Snap12 April 2018Updated 8 months ago

Zinc: Chinese pile on the shorts

Zinc is trading deep in the red today as rumours of government stockpiles are encouraging Chinese speculators to pile on short positions. With LME spreads so loose, hopes of the last rally are quickly diminishing


The catalyst for today’s sell-off is circling reports that the Chinese strategic reserve bureau is preparing to sell 50-60kt of zinc stocks into the domestic market. 

Open interest on the Shanghai exchange has surged 22% as speculators pile on short positions. Such aggressive levels of shorting could be vulnerable if prices rebound in the coming days so expect zinc to remain volatile in the near future.

Shanghai Zinc open interest jumps 22% as sepculators build short bets

SHFE, ING Research
SHFE, ING Research

The tightness is unwinding

While other base metals were lifted with aluminium this last week, zinc has been the clear laggard. As we wrote in our last zinc note, prices have been looking vulnerable since those spreads eased significantly on the LME. (It is unprofitable to roll a short position through a backwardation but profitable in a contango).  
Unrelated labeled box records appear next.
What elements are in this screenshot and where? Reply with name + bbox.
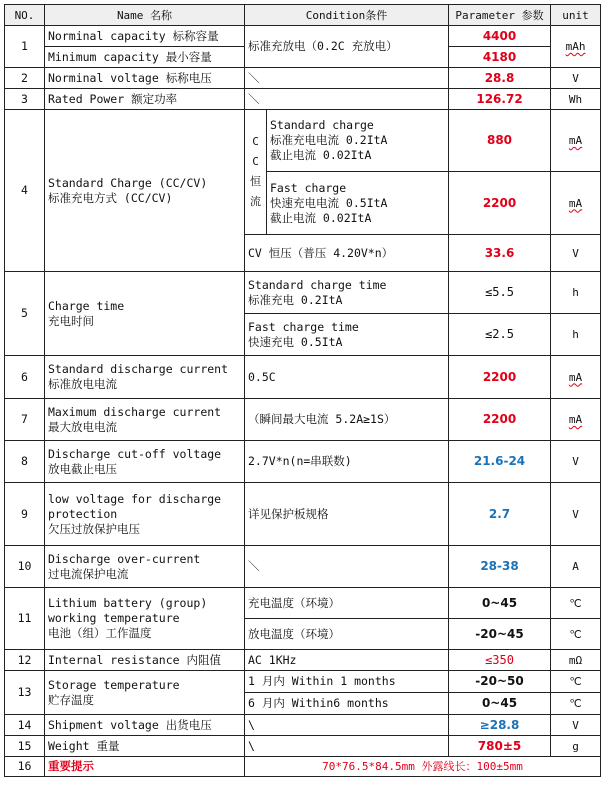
spec-unit: mA	[568, 134, 583, 147]
spec-name: Discharge cut-off voltage 放电截止电压	[45, 441, 245, 483]
spec-condition: AC 1KHz	[245, 650, 449, 671]
spec-name: Rated Power 额定功率	[45, 89, 245, 110]
spec-unit: mΩ	[551, 650, 601, 671]
spec-name-line: Standard Charge (CC/CV)	[48, 175, 208, 190]
table-row	[5, 89, 601, 110]
spec-unit: Wh	[551, 89, 601, 110]
row-number: 9	[5, 483, 45, 546]
table-row	[5, 399, 601, 441]
spec-value: 2200	[449, 356, 551, 399]
header-no: NO.	[5, 5, 45, 26]
table-row	[5, 483, 601, 546]
row-number: 14	[5, 715, 45, 736]
row-number: 5	[5, 272, 45, 356]
spec-unit: mA	[568, 196, 583, 210]
header-parameter: Parameter 参数	[449, 5, 551, 26]
spec-value: ≥28.8	[449, 715, 551, 736]
spec-condition: ＼	[245, 68, 449, 89]
spec-name: Charge time 充电时间	[45, 272, 245, 356]
row-number: 16	[5, 757, 45, 777]
spec-name: Norminal voltage 标称电压	[45, 68, 245, 89]
spec-name: low voltage for discharge protection 欠压过放保护电压	[45, 483, 245, 546]
spec-unit: A	[551, 546, 601, 588]
spec-unit: ℃	[551, 671, 601, 693]
spec-unit: ℃	[551, 693, 601, 715]
row-number: 1	[5, 26, 45, 68]
row-number: 11	[5, 588, 45, 650]
spec-condition: 放电温度（环境）	[245, 619, 449, 650]
spec-name: Standard discharge current 标准放电电流	[45, 356, 245, 399]
spec-value: 0~45	[449, 693, 551, 715]
header-row	[5, 5, 601, 26]
spec-unit: mAh	[565, 40, 586, 53]
header-unit: unit	[551, 5, 601, 26]
spec-condition: Fast charge time 快速充电 0.5ItA	[245, 314, 449, 356]
row-number: 8	[5, 441, 45, 483]
spec-name: Storage temperature 贮存温度	[45, 671, 245, 715]
header-condition: Condition条件	[245, 5, 449, 26]
spec-value: -20~50	[449, 671, 551, 693]
table-row	[5, 272, 601, 314]
spec-unit: V	[551, 441, 601, 483]
spec-name: Maximum discharge current 最大放电电流	[45, 399, 245, 441]
spec-unit: h	[551, 314, 601, 356]
spec-unit: h	[551, 272, 601, 314]
spec-value: 4180	[449, 47, 551, 68]
cc-label: C C 恒 流	[245, 110, 267, 235]
spec-value: 33.6	[449, 235, 551, 272]
spec-value: 4400	[449, 26, 551, 47]
spec-condition: 详见保护板规格	[245, 483, 449, 546]
spec-name: Shipment voltage 出货电压	[45, 715, 245, 736]
spec-value: 28.8	[449, 68, 551, 89]
spec-name	[45, 110, 245, 272]
table-row	[5, 441, 601, 483]
spec-name: Weight 重量	[45, 736, 245, 757]
row-number: 12	[5, 650, 45, 671]
row-number: 10	[5, 546, 45, 588]
spec-value: 2200	[449, 399, 551, 441]
spec-condition: Standard charge 标准充电电流 0.2ItA 截止电流 0.02ItA	[267, 110, 449, 172]
spec-value: 880	[449, 110, 551, 172]
spec-name: Internal resistance 内阻值	[45, 650, 245, 671]
spec-unit: V	[551, 483, 601, 546]
spec-condition: ＼	[245, 546, 449, 588]
spec-name: Discharge over-current 过电流保护电流	[45, 546, 245, 588]
spec-unit: mA	[568, 370, 583, 384]
spec-condition: 6 月内 Within6 months	[245, 693, 449, 715]
spec-name: Lithium battery (group) working temperature 电池（组）工作温度	[45, 588, 245, 650]
spec-value: ≤350	[449, 650, 551, 671]
spec-name-line: 标准充电方式 (CC/CV)	[48, 190, 173, 205]
spec-condition: 2.7V*n(n=串联数)	[245, 441, 449, 483]
table-row	[5, 26, 601, 47]
spec-value: 126.72	[449, 89, 551, 110]
spec-unit: ℃	[551, 619, 601, 650]
spec-unit: ℃	[551, 588, 601, 619]
spec-value: 28-38	[449, 546, 551, 588]
spec-unit: g	[551, 736, 601, 757]
spec-condition: CV 恒压（普压 4.20V*n）	[245, 235, 449, 272]
spec-condition: Fast charge 快速充电电流 0.5ItA 截止电流 0.02ItA	[267, 172, 449, 235]
row-number: 13	[5, 671, 45, 715]
spec-condition: 标准充放电（0.2C 充放电）	[245, 26, 449, 68]
table-row	[5, 715, 601, 736]
table-row	[5, 356, 601, 399]
table-row	[5, 736, 601, 757]
spec-condition: 1 月内 Within 1 months	[245, 671, 449, 693]
spec-condition: \	[245, 736, 449, 757]
spec-unit: mA	[568, 413, 583, 426]
spec-condition: 0.5C	[245, 356, 449, 399]
spec-table	[4, 4, 601, 777]
table-row	[5, 588, 601, 619]
spec-unit: V	[551, 715, 601, 736]
spec-value: 2.7	[449, 483, 551, 546]
spec-condition: 充电温度（环境）	[245, 588, 449, 619]
important-notice-label: 重要提示	[45, 757, 245, 777]
spec-value: -20~45	[449, 619, 551, 650]
table-row	[5, 110, 601, 172]
table-row	[5, 671, 601, 693]
row-number: 4	[5, 110, 45, 272]
row-number: 3	[5, 89, 45, 110]
spec-condition: ＼	[245, 89, 449, 110]
spec-value: 2200	[449, 172, 551, 235]
spec-condition: \	[245, 715, 449, 736]
spec-value: 21.6-24	[449, 441, 551, 483]
row-number: 2	[5, 68, 45, 89]
spec-value: ≤5.5	[449, 272, 551, 314]
table-row	[5, 546, 601, 588]
spec-value: 780±5	[449, 736, 551, 757]
row-number: 15	[5, 736, 45, 757]
important-notice-text: 70*76.5*84.5mm 外露线长：100±5mm	[245, 757, 601, 777]
spec-unit: V	[551, 235, 601, 272]
table-row	[5, 68, 601, 89]
table-row	[5, 757, 601, 777]
spec-value: ≤2.5	[449, 314, 551, 356]
spec-name: Norminal capacity 标称容量	[45, 26, 245, 47]
header-name: Name 名称	[45, 5, 245, 26]
row-number: 7	[5, 399, 45, 441]
table-row	[5, 650, 601, 671]
row-number: 6	[5, 356, 45, 399]
spec-name: Minimum capacity 最小容量	[45, 47, 245, 68]
spec-condition: Standard charge time 标准充电 0.2ItA	[245, 272, 449, 314]
spec-condition: （瞬间最大电流 5.2A≥1S）	[245, 399, 449, 441]
spec-value: 0~45	[449, 588, 551, 619]
spec-unit: V	[551, 68, 601, 89]
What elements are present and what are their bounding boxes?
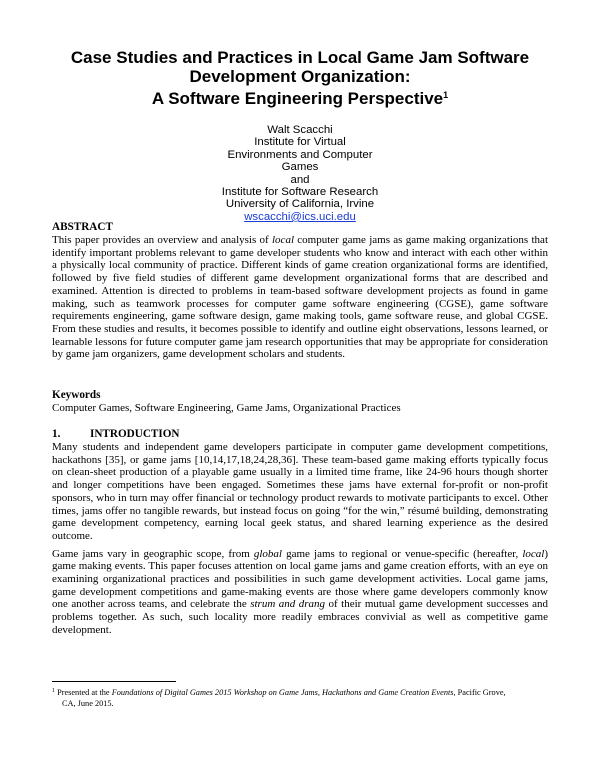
author-name: Walt Scacchi <box>267 124 333 136</box>
author-affiliation-4: and <box>290 173 310 186</box>
introduction-heading <box>52 428 548 441</box>
footnote-line-2: CA, June 2015. <box>62 699 114 709</box>
keywords-heading: Keywords <box>52 389 101 401</box>
author-email-link[interactable]: wscacchi@ics.uci.edu <box>244 210 356 223</box>
section-number: 1. <box>52 428 61 440</box>
intro-p2-emphasis-strum: strum and drang <box>250 598 326 611</box>
footnote <box>52 686 548 710</box>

The Zinc cash – 3M closed at a contango of $6.50 yesterday compared to a $17 backwardation just two weeks ago. As we have argued previously, the tightness on the LME that came through last year appears to have been exaggerated by the combination of more tightly held inventory and the over-zealous imports into China. The Shanghai Metal Markets reported total social zinc stocks in China at 212.9kt, down 20% from its March peak, but still at elevated levels.  

On the LME,  the total stock levels are down 50% YoY, but the on warrant (live) stocks are down by only 10%. Since the live stocks nearly doubled from February, they are in fact around the levels last year when the cash-3 remained in a constant contango. 

The shape of the LME zinc curve is a crucial driver in a market still dominated by positions being rolled, and when it comes to the curves relationship with inventory, it’s the availability of stocks rather than the total amount that matters the most. The higher amount of live, on-warrant stocks leads to looser spreads because each warrant holder is covered when selling nearby LME prompts and buying far our (lending the spread). 

LME Zinc stocks fairly flat on a live warrant basis

LME, ING Research
LME, ING Research

Now, the downside for zinc bulls is that the lack of any imminent market squeeze is quickly removing the chance of a last upshoot before mine supply starts to ease the fundamental picture from the second half of the year onwards. 

One last squeeze higher is now looking more in doubt.